Using the application’s main supervisor like this everything works as expected, both processes are restarted when the DB connection (ModuleB) crashes:

def start(_type, _args) do
  children = [
    # Starts a worker by calling: Test.Worker.start_link(arg)
    # {Test.Worker, arg}

    Test.ModuleB,
    Test.ModuleA
  ]

  # See https://hexdocs.pm/elixir/Supervisor.html
  # for other strategies and supported options
  opts = [strategy: :rest_for_one, name: Test.Supervisor]
  Supervisor.start_link(children, opts)
end

asciicast

But because the ModuleB is not really part of my application but of an external package we use, I don’t really can supervise it in my supervisor. Therefore my idea was to link ModuleA to ModuleB like so (and also changed my supervisors strategy back to :one_for_one):

defmodule Test.ModuleA do
  use GenServer

  def start_link(opts \\ []) do
    name = Keyword.get(opts, :name, __MODULE__)
    GenServer.start_link(__MODULE__, nil, name: name)
  end

  def init(_) do
    IO.puts("#{__MODULE__} starting")

    Test.ModuleB
    |> Process.whereis()
    |> Process.link()

    {:ok, nil}
  end
end

However this results in a very weird problem where my app completely crashes after two simulated connection problems:

asciicast

What’s going on? Did I misunderstood process links and/or supervisor config?

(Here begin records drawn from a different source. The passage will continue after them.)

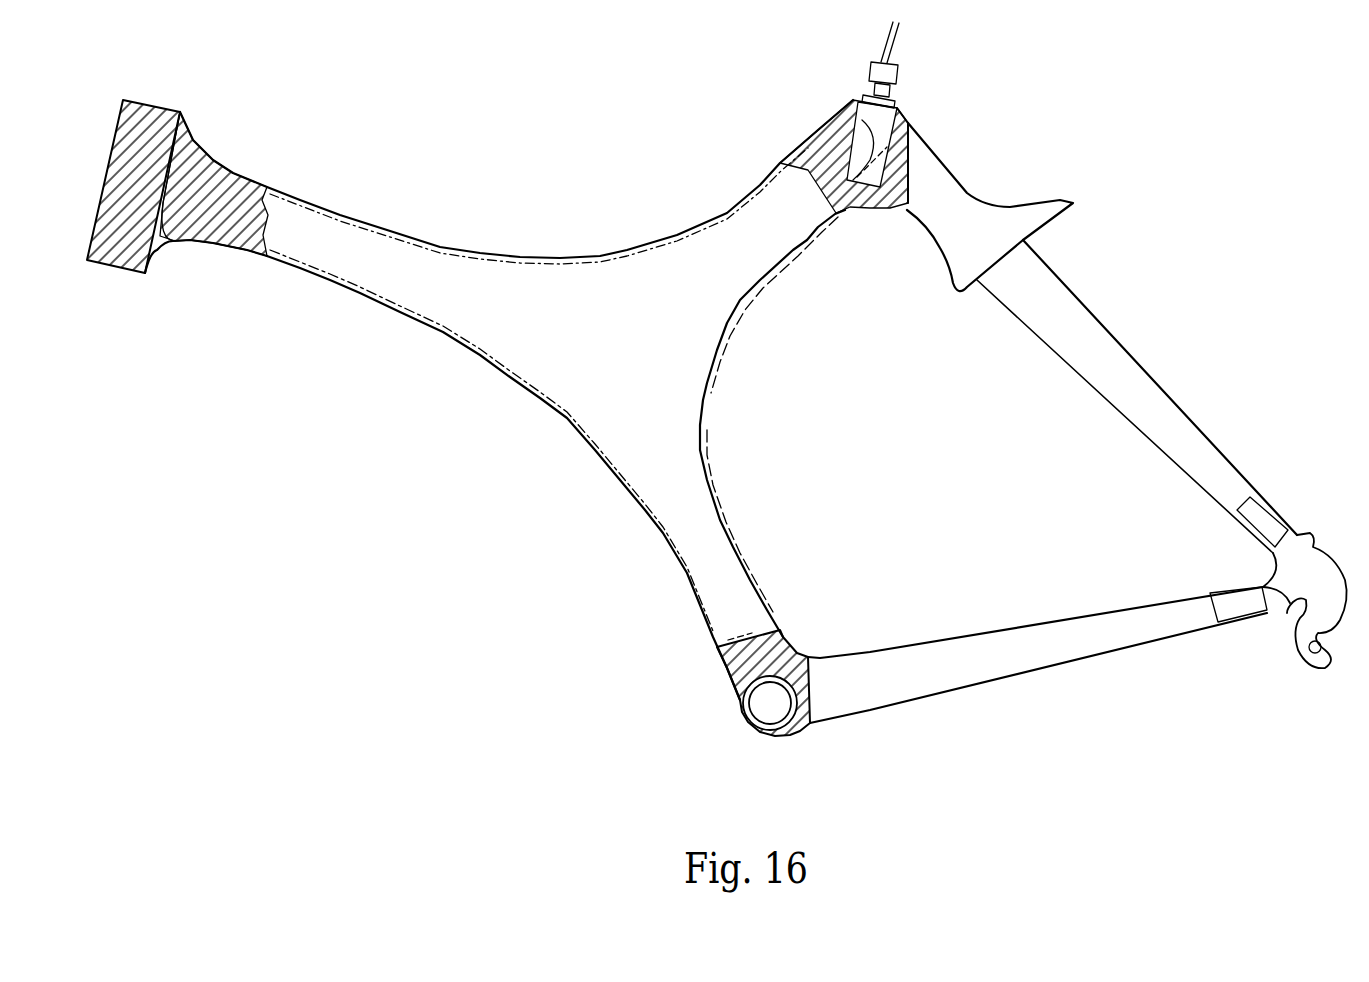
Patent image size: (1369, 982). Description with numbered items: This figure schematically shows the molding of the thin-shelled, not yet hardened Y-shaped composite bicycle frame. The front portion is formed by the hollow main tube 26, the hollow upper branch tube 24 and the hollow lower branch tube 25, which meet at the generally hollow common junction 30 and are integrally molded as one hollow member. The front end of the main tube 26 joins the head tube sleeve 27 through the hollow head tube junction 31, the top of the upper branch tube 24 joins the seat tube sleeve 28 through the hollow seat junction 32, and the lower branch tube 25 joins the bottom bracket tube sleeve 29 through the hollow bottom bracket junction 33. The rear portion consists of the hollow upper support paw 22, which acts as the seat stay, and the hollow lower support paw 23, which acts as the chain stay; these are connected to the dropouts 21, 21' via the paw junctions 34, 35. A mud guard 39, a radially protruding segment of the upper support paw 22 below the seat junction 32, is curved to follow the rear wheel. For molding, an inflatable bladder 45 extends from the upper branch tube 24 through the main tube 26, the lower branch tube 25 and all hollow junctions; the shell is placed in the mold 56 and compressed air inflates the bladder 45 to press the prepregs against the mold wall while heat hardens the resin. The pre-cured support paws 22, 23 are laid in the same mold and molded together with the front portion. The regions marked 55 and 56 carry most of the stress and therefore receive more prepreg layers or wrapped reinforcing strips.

The dropout 21 is at (1291, 667).
The dropout 21' is at (1309, 600).
The upper support paw 22 is at (1147, 378).
The lower support paw 23 is at (1070, 662).
The upper branch tube 24 is at (795, 257).
The lower branch tube 25 is at (742, 537).
The main tube 26 is at (387, 230).
The head tube sleeve 27 is at (180, 102).
The seat tube sleeve 28 is at (908, 120).
The bottom bracket tube sleeve 29 is at (777, 737).
The common junction 30 is at (573, 410).
The head tube junction 31 is at (208, 162).
The seat junction 32 is at (823, 132).
The bottom bracket junction 33 is at (723, 668).
The upper paw junction 34 is at (1187, 625).
The lower paw junction 35 is at (1233, 482).
The mud guard 39 is at (1073, 203).
The inflatable bladder 45 is at (450, 247).
The emphasized portion 55 is at (183, 245).
The mold 56 is at (612, 468).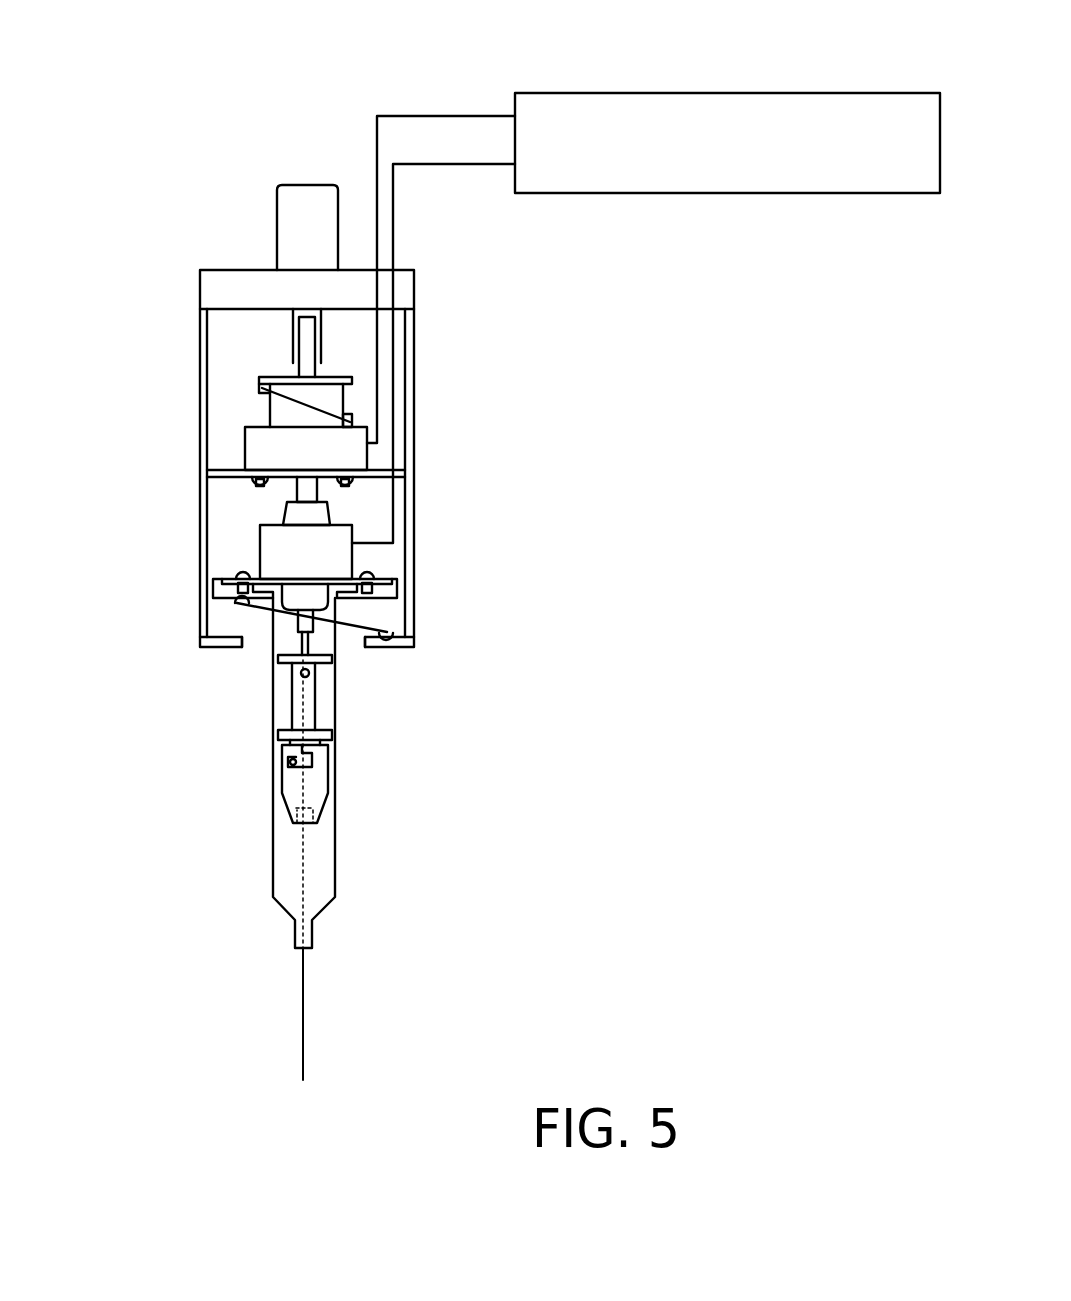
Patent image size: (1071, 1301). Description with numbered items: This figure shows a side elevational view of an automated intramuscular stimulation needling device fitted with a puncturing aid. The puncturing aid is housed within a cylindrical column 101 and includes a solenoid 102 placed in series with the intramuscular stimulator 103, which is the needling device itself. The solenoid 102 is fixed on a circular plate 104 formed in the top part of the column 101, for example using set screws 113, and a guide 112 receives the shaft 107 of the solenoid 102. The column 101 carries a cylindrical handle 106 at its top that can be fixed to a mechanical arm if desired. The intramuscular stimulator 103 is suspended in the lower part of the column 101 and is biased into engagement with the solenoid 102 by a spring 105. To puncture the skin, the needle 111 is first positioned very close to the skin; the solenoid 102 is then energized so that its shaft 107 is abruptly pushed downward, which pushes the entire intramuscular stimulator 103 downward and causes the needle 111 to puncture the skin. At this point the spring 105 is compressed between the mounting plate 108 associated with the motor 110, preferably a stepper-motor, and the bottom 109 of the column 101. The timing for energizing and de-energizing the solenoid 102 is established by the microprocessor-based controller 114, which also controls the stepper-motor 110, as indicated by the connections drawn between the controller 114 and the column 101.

The cylindrical column 101 is at (418, 338).
The solenoid 102 is at (372, 462).
The intramuscular stimulator 103 is at (338, 817).
The circular plate 104 is at (231, 467).
The spring 105 is at (373, 630).
The cylindrical handle 106 is at (297, 185).
The shaft 107 is at (290, 348).
The mounting plate 108 is at (235, 600).
The bottom 109 is at (233, 648).
The motor 110 is at (357, 528).
The needle 111 is at (307, 1018).
The guide 112 is at (307, 314).
The set screws 113 is at (225, 573).
The controller 114 is at (682, 85).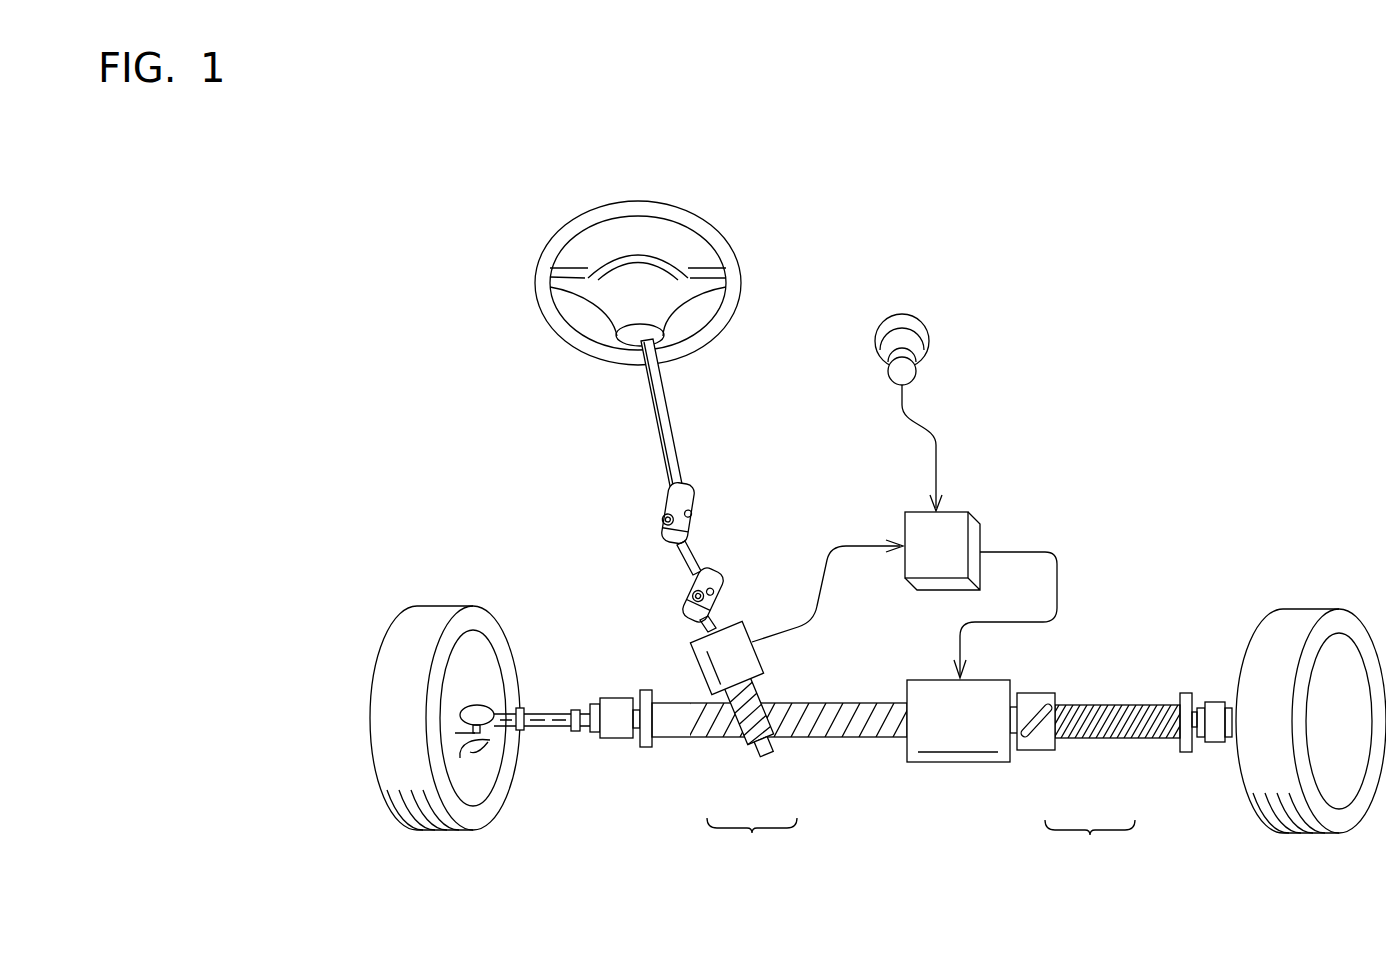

How is ModuleB started in your second example? Do you have the code up in a repo somewhere?

Sure here you go: https://github.com/ream88/process-link-example/blob/main/lib/test/application.ex

Its basically just started before ModuleA

So the supervisor you start in your application.ex uses the default of max 3 restarts within 5 seconds, before itself crashes. You’re doing 4 restarts per 5 seconds (restart A and B, wait 5 seconds and again restarting A and B). For :rest_for_one only the crashing ModuleB counts against that limit, not all the other processes restarted by the supervisor as a result of that crash.

Also unexpectedly to many people the root process of an application (the one you return the pid from c:Application.start/2) will never be restarted. It’s not a child of a supervisor and the application will stop as soon as the root pid crashes/stops.

2 Likes

Thanks @LostKobrakai, I thought about that, however I did not see it explicitly being mentioned in the docs (Supervisor — Elixir v1.15.2). I always thought these options are applied per child spec!

:rest_for_one would hardly ever survive a single crash if it would count the restarts of the “rest”. For one_for_one both processes count, as A is restarted because it stopped, not because the supervisor stopped it.